Peter H. Wiernik, MD

The University of Virgina (UVA) Medical Alumni Association has recognized Peter H. Wiernik, MD, as co-recipient of its 2016 Walter Reed Distinguished Achievement Award. Dr. Wiernik received the award along with Charles W. Cummings, MD, former Chair of the Department of Otolaryngology–Head and Neck Surgery at Johns Hopkins University.

The Walter Reed Distinguished Achievement Award recognizes professional accomplishments, outstanding innovation, and exemplary leadership in the field of medicine.

Dr. Wiernik’s Career

Dr. Wiernik is a 1965 graduate of the UVA School of Medicine. Throughout his career, he has conducted groundbreaking clinical leukemia research supported by grants and contracts from the National Cancer Institute (NCI), the Leukemia Society of America, and others.

As Director of the Baltimore Cancer Research Center of the NCI, he was engaged in the clinical development of virtually every new antineoplastic agent from 1967 to 1983. He made major contributions to the development of the anthracyclines in leukemias and in solid tumors and developed key new regimens for treatment of acute myeloid and lymphoid leukemias.

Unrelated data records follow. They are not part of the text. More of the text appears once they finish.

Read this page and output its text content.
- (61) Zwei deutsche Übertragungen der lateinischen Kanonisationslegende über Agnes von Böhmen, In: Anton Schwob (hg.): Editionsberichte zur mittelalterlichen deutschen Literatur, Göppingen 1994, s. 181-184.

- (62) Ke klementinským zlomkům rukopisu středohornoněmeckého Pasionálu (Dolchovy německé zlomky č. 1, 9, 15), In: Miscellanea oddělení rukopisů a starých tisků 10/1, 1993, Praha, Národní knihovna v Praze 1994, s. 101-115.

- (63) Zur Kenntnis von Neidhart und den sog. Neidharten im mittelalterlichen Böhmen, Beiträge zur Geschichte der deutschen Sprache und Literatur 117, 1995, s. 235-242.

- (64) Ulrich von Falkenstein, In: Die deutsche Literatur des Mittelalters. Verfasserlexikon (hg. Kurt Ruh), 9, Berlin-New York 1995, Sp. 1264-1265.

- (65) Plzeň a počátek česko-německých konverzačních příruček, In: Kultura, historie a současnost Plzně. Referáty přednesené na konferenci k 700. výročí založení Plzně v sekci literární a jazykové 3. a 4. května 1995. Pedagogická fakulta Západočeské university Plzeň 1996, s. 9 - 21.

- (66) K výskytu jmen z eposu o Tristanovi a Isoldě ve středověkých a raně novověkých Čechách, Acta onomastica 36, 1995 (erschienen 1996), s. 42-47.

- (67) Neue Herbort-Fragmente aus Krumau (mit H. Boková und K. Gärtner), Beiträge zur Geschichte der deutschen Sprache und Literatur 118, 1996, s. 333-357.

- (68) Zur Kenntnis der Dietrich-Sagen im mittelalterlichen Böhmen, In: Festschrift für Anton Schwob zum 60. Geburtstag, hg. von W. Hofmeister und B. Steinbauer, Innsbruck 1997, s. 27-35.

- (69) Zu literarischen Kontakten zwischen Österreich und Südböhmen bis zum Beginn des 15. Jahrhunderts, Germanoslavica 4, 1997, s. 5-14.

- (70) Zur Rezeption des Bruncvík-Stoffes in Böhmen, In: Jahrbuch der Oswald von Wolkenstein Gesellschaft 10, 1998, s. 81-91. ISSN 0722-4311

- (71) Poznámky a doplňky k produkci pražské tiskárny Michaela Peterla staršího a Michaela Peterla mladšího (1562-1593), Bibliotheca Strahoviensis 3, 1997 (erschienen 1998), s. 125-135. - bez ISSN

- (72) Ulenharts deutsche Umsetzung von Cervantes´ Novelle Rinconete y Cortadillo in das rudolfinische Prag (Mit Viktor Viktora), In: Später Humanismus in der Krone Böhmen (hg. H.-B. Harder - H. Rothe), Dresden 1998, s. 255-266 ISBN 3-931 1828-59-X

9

At the Albert Einstein Cancer Center and Montefiore Medical Center in New York from 1983 to 1998, he developed interleukin-2 therapy as the only potentially curable treatment for metastatic renal cell carcinoma. He saved paclitaxel from being discarded by the NCI by designing the pretreatment regimen that prevents its lethal toxicity.

In addition, he convinced the NCI to study the Chinese drug all-trans retinoic acid for treatment of acute promyelocytic leukemia in this country. He successfully treated the first such patient in the United States with this agent and led the first NCI-sponsored trial of this agent in pediatric and adult leukemias. The drug is now a standard component of therapy for this type of leukemia.

He continued his research at Our Lady of Mercy Medical Center and St. Luke’s, Roosevelt, and Beth Israel Hospitals in New York. While at those institutions, he was the first to demonstrate major activity for the immunologic agent lenalidomide (Revlimid) in the treatment of lymphoma. He also described an association between lymphoma and breast cancer.